According to Gary Schatz, Assistant Director of the Austin Transportation Department, “I will say to anyone: traffic increases every year anywhere from one, two, three percent a year no matter where in Austin you are." Take a stretch like South Lamar, an important CBD artery that is being actively developed, Schatz says, and traffic will grow even faster.
One of my projects requires me to travel the South Lamar corridor for meetings and no matter what time of day it is, this experience is increasingly frustrating to say the least. I lived adjacent to the South Lamar corridor 20+ years ago in the Barton Hills area ("the 78704"), the birthplace of "keep Austin weird", and at that time, I was proud of our zipcode and proud of where I lived. I even owned a "78704" t-shirt. Being a music lover, the Broken Spoke, Horse Shoe Lounge and Saxxon Pub held a special place in my heart. But today these Austin icons seem to be buried in the chaos. I am not convinced I would want to live along this corridor today.
While there are mixed-use developments taking place, which hopefully offer opportunities for residents to live and work in closer proximity, the big problem I see is that there is no option of widening the boulevard. There are private properties that line the zoning along the street. The chance of the city purchasing chunks of private property to widen this corridor are minimal. Even if the city made this move, there is still the bottleneck at the bridge crossing the river into downtown.
The other problem is that there are few options of routing traffic to other arteries.
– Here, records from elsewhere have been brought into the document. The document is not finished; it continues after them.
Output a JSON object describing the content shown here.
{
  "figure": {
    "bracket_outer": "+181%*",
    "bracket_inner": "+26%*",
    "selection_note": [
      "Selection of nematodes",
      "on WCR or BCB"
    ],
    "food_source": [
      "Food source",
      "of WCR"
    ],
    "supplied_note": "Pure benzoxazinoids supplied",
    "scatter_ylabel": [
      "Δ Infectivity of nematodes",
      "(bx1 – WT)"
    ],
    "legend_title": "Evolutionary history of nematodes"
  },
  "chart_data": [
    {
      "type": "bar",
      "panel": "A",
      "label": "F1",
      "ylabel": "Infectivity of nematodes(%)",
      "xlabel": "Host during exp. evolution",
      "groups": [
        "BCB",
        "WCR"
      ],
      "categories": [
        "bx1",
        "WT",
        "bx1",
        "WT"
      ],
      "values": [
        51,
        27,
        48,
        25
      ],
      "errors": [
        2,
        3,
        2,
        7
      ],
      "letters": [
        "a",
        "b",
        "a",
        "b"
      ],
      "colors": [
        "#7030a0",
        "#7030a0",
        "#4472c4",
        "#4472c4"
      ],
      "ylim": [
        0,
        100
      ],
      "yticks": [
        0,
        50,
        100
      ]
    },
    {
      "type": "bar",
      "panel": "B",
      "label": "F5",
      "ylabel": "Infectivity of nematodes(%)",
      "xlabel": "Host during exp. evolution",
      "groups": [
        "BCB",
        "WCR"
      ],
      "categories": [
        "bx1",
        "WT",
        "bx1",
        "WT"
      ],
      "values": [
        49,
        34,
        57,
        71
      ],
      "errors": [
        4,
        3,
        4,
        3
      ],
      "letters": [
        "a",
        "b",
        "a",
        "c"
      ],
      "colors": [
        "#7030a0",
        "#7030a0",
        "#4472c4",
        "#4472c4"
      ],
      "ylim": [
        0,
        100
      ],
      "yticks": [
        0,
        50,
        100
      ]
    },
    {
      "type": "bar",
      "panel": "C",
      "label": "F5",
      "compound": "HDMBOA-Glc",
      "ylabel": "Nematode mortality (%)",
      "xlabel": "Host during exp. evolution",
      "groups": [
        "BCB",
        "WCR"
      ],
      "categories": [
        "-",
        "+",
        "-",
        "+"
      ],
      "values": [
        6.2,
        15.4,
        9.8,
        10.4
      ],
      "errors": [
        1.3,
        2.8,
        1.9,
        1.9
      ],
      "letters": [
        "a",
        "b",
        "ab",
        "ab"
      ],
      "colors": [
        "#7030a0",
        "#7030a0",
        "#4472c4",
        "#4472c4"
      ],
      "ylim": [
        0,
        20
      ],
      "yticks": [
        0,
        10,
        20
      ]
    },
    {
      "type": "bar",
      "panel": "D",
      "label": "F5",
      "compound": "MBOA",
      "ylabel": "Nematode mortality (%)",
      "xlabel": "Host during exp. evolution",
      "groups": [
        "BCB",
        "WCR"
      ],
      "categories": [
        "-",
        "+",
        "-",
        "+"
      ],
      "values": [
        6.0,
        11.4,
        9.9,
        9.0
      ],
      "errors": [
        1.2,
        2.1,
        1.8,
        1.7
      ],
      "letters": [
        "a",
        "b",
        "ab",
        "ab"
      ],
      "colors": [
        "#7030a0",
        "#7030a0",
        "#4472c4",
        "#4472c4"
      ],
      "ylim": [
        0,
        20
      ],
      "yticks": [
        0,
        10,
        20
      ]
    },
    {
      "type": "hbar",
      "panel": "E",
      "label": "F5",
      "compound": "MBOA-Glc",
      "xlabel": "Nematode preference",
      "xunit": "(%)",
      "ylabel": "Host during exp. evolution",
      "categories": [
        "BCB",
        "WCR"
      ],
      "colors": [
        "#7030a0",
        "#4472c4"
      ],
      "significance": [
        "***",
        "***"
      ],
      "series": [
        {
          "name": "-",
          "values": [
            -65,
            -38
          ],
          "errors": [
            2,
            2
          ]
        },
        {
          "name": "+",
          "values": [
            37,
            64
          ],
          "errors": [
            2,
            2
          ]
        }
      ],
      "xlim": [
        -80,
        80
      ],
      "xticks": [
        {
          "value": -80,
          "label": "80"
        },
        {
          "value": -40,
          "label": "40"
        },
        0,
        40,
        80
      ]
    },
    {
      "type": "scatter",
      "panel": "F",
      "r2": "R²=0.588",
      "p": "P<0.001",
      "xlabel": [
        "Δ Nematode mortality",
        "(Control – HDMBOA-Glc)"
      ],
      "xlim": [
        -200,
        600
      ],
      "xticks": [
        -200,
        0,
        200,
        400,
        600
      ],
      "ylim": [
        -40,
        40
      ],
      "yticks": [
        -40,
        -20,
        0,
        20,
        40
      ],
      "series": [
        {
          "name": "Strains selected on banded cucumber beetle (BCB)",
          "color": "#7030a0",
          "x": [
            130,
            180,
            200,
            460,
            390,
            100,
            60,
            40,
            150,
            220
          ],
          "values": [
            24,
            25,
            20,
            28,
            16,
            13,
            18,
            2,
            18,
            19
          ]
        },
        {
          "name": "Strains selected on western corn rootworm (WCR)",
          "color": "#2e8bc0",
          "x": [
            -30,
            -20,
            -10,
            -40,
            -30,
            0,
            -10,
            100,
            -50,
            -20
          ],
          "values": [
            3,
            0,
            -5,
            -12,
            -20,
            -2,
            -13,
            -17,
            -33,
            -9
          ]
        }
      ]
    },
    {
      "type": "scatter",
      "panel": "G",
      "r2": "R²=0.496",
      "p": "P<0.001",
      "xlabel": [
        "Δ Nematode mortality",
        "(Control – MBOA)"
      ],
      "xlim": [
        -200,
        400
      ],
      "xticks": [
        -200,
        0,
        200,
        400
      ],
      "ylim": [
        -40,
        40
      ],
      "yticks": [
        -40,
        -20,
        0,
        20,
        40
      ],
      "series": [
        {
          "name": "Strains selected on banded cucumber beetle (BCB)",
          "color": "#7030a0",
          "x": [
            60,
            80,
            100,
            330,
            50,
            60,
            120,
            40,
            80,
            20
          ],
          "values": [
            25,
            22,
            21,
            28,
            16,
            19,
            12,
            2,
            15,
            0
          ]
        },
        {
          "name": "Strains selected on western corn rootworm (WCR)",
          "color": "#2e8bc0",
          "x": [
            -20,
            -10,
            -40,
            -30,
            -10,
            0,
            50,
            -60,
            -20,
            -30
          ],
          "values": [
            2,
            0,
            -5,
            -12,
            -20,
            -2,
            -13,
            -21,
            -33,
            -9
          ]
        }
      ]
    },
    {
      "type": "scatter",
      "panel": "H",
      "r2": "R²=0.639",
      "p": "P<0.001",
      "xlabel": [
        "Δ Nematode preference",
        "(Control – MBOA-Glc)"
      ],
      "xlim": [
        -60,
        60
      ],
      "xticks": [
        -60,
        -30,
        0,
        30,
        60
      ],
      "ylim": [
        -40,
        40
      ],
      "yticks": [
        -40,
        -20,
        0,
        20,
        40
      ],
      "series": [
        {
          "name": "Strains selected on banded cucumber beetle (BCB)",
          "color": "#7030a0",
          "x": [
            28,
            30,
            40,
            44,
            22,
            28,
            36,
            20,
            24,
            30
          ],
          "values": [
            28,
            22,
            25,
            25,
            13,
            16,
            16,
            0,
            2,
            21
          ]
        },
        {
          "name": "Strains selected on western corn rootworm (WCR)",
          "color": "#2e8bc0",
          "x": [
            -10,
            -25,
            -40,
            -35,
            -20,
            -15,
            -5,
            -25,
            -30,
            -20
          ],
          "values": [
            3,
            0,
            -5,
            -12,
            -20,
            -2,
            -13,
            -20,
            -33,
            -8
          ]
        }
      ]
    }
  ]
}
According to Schatz "One of the challenges of South Lamar is it's kind of like a watershed, you have in effect a traffic shed that the traffic generates, there really aren't options to get over to South 1st or to get over to MOPAC, so the traffic really focuses on that corridor.”
I am not sure the city can do more than tweak the problem with computer controlled traffic lights, improved bike lanes, mass transit and wider sidewalks. While in the city's eyes improving the pedestrian experience along Lamar is a positive, it most-likely will slow traffic even more.
This 3 mile stretch between Ben White and the river is no longer "weird", but one of Austin's more serious problems to solve.